The following conclusions were drawn from this study:

  • Hg contents in liver and muscle tissue are higher than those expected for pristine lakes; however, the values are not unusual. The most remarkable result is that the species considered as the top predator does not have the highest contents of Hg in muscle.

  • The higher Hg contents in muscle from creole perch are in coincidence with the lower Se in liver. Evidence would indicate that brown trout and rainbow trout (with higher Se contents in liver) have Se-rich diets, which could be preventing Hg accumulation in muscle.

  • Selenium contents in liver of brown trout and rainbow trout are well above the toxicity threshold; however, all fish analyzed belonged to populations which did not appear stunted. More studies are necessary to assess the impact on the fish population.

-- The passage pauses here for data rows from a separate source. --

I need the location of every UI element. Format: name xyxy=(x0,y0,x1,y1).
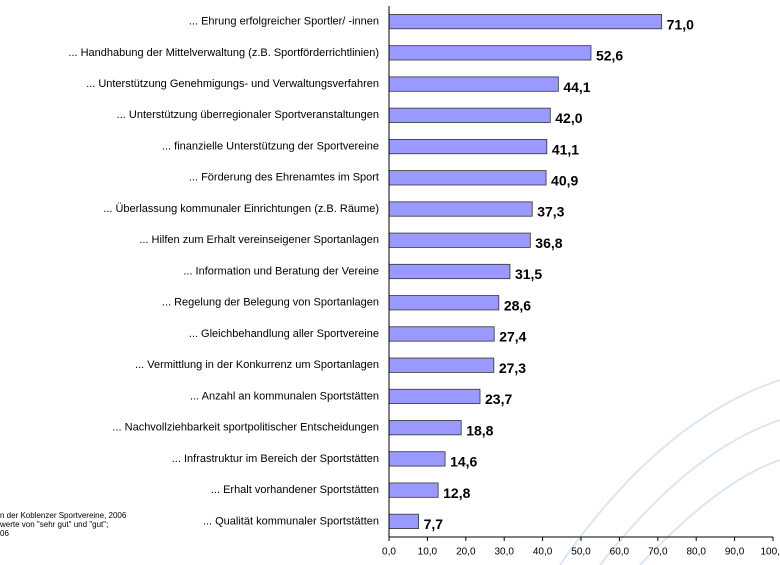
category-label: ... Information und Beratung der Vereine xyxy=(183,265,379,277)
bar xyxy=(388,14,663,30)
x-tick-label: 80,0 xyxy=(686,547,706,558)
x-tick-label: 0,0 xyxy=(382,547,396,558)
bar xyxy=(388,482,439,498)
category-label: ... Förderung des Ehrenamtes im Sport xyxy=(189,172,379,184)
category-label: ... Unterstützung Genehmigungs- und Verw… xyxy=(86,78,379,90)
footnote: werte von "sehr gut" und "gut"; xyxy=(0,520,108,529)
value-label: 44,1 xyxy=(563,79,590,95)
bar xyxy=(388,326,495,342)
value-label: 31,5 xyxy=(515,266,542,282)
category-label: ... Hilfen zum Erhalt vereinseigener Spo… xyxy=(139,234,379,246)
category-label: ... Qualität kommunaler Sportstätten xyxy=(203,515,379,527)
category-label: ... Handhabung der Mittelverwaltung (z.B… xyxy=(68,47,379,59)
bar xyxy=(388,107,551,123)
value-label: 37,3 xyxy=(537,204,564,220)
category-label: ... Gleichbehandlung aller Sportvereine xyxy=(189,328,379,340)
x-tick-label: 100,0 xyxy=(760,547,780,558)
value-label: 14,6 xyxy=(450,454,477,470)
value-label: 40,9 xyxy=(551,172,578,188)
bar xyxy=(388,513,419,529)
category-label: ... Regelung der Belegung von Sportanlag… xyxy=(162,297,379,309)
x-tick-label: 70,0 xyxy=(648,547,668,558)
x-tick-label: 60,0 xyxy=(610,547,630,558)
value-label: 18,8 xyxy=(466,422,493,438)
bar xyxy=(388,388,481,405)
bar xyxy=(388,232,531,248)
category-label: ... Nachvollziehbarkeit sportpolitischer… xyxy=(112,422,379,434)
x-tick-label: 90,0 xyxy=(725,547,745,558)
bar xyxy=(388,420,462,436)
category-label: ... Infrastruktur im Bereich der Sportst… xyxy=(172,453,379,465)
category-label: ... Vermittlung in der Konkurrenz um Spo… xyxy=(135,359,379,371)
value-label: 42,0 xyxy=(555,110,582,126)
footnote: 06 xyxy=(0,529,9,538)
background-decoration xyxy=(559,379,780,565)
value-label: 7,7 xyxy=(424,516,444,532)
category-label: ... Überlassung kommunaler Einrichtungen… xyxy=(103,203,379,215)
footnote: n der Koblenzer Sportvereine, 2006 xyxy=(0,511,127,520)
value-label: 12,8 xyxy=(443,485,470,501)
x-tick-label: 30,0 xyxy=(494,547,514,558)
value-label: 52,6 xyxy=(596,48,623,64)
category-label: ... Erhalt vorhandener Sportstätten xyxy=(211,484,379,496)
value-label: 71,0 xyxy=(667,16,694,32)
x-tick-label: 10,0 xyxy=(418,547,438,558)
category-label: ... Unterstützung überregionaler Sportve… xyxy=(117,109,379,121)
value-label: 28,6 xyxy=(504,297,531,313)
bar xyxy=(388,45,592,61)
value-label: 41,1 xyxy=(552,141,579,157)
bar xyxy=(388,357,495,373)
bar xyxy=(388,295,500,311)
x-tick-label: 20,0 xyxy=(456,547,476,558)
category-label: ... Ehrung erfolgreicher Sportler/ -inne… xyxy=(189,16,379,28)
value-label: 27,4 xyxy=(499,329,526,345)
category-label: ... Anzahl an kommunalen Sportstätten xyxy=(190,390,379,402)
value-label: 27,3 xyxy=(499,360,526,376)
bar xyxy=(388,201,533,217)
x-tick-label: 40,0 xyxy=(533,547,553,558)
bar xyxy=(388,138,548,155)
bar xyxy=(388,451,446,467)
bar xyxy=(388,263,511,280)
category-label: ... finanzielle Unterstützung der Sportv… xyxy=(162,140,379,152)
value-label: 36,8 xyxy=(535,235,562,251)
bar xyxy=(388,170,547,186)
x-tick-label: 50,0 xyxy=(571,547,591,558)
bar xyxy=(388,76,559,92)
value-label: 23,7 xyxy=(485,391,512,407)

  • Se contents in muscle of fish from lakes Moreno and Nahuel Huapi are about one half of the Se contents in muscle of fish from the other lakes. This geographical pattern, although less obvious, appears for Se contents in liver.

  • The use of Se compounds (sodium selenite) as a feeding supplement for the fish at the trout farm at lake Moreno East does not seem to affect the wild fish population.